Major changes in Florida’s property insurance system are being mulled over by Florida lawmakers after the House and Senate have both been wrestling with the topic and have now hammered out changes to tighten up the insurance regulations and requirements.
Holding down rates and at the same time making sure insurance companies continue to sell policies in the state are a priority according to Senate Banking and Insurance Chairman Rudy Garcia, R-Hialeah.

“Affordability and availability is the driving force” of what legislative leaders want, Garcia told the Daytona Beach News-Journal.

Some of the proposals would directly affect policyholders, such as offering a choice of deductibles and changing the rate-setting process for the state-run Citizens Property Insurance Co., a last-ditch program for homeowners who can’t find private insurance. Other proposals, however, are more arcane, such as making it easier for insurers to tap into the state catastrophe fund.

One of the most difficult issues likely will be reforming Citizens Property Insurance, which has more than 800,000 customers in high-risk areas. Volusia and Flagler counties have a relatively small number of those customers, about 22,000, but that amount has grown during the past year.

Hurricane damages last year caused Citizens to run up an estimated $525 million deficit, according to a recent analysis. That likely will lead to insurance customers throughout the state — not just those with Citizens policies — getting hit with higher insurance bills to make up the deficit.

House and Senate proposals released this week call for revamping the way Citizens’ rates are set in parts of the state where private insurance companies have stopped selling policies. Currently, Citizens is required to charge higher-than-market rates as a way to try to attract private insurers into those areas.

But the House and Senate proposals would scrap that requirement in areas where it is clear private competition doesn’t exist. Garcia and other lawmakers argue that Citizens customers should not be forced to pay more if private insurers won’t come into the areas.

The insurance industry, however, objects to the idea, saying it goes against the state’s long-running effort to get customers covered by private companies.
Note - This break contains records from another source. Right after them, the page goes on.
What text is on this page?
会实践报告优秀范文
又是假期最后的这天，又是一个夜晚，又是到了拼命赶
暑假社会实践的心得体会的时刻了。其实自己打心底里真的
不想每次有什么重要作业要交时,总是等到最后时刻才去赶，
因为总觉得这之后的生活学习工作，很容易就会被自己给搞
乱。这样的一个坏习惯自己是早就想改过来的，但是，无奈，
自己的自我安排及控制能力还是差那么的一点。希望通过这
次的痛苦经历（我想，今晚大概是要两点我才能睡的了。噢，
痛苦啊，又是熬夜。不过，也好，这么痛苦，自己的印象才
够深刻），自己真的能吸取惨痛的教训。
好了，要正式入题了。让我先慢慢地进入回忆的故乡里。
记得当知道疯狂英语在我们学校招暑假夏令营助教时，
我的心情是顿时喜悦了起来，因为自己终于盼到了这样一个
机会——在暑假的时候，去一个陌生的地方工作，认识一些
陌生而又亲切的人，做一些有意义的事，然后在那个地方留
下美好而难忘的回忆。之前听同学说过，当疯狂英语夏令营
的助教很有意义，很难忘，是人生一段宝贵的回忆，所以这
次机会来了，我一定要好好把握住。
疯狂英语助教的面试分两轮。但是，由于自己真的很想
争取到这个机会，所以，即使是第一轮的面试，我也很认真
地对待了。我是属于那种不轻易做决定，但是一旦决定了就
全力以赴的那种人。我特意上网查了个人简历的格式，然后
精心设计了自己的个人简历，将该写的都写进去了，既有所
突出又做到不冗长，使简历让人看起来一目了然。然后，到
Also, lobbyists said Citizens could face even larger deficits after future hurricanes if it lowers rates.

“Why would we encourage more policies to go in?” asked George Grawe, a lobbyist for Allstate Floridian.

Along with trying to reform Citizens, lawmakers also are considering changing the system of hurricane deductibles. That became a controversial issue after the hurricanes as many homeowners discovered that they faced 2 percent deductibles, as opposed to flat amounts such as $500.

A Senate proposal released this week would require companies to offer hurricane deductibles of 1 percent, 2 percent, 5 percent and 10 percent to most homeowners. But insurance companies said offering 1 percent hurricane deductibles would increase their financial risks, likely causing them to sell fewer policies.

According to the News-Journal, lawmakers also are considering proposals unrelated to the hurricanes, including setting up a system to deal with sinkhole claims. Sinkhole damages have driven insurers out of some areas north of Tampa and have become a high-profile issue in Southwest Volusia, where at least six sinkholes have opened over the last few months.

A House proposal spells out a detailed process for evaluating sinkholes and resolving disputes between homeowners and insurance companies. Garcia said the Senate also is working on a sinkhole-related bill.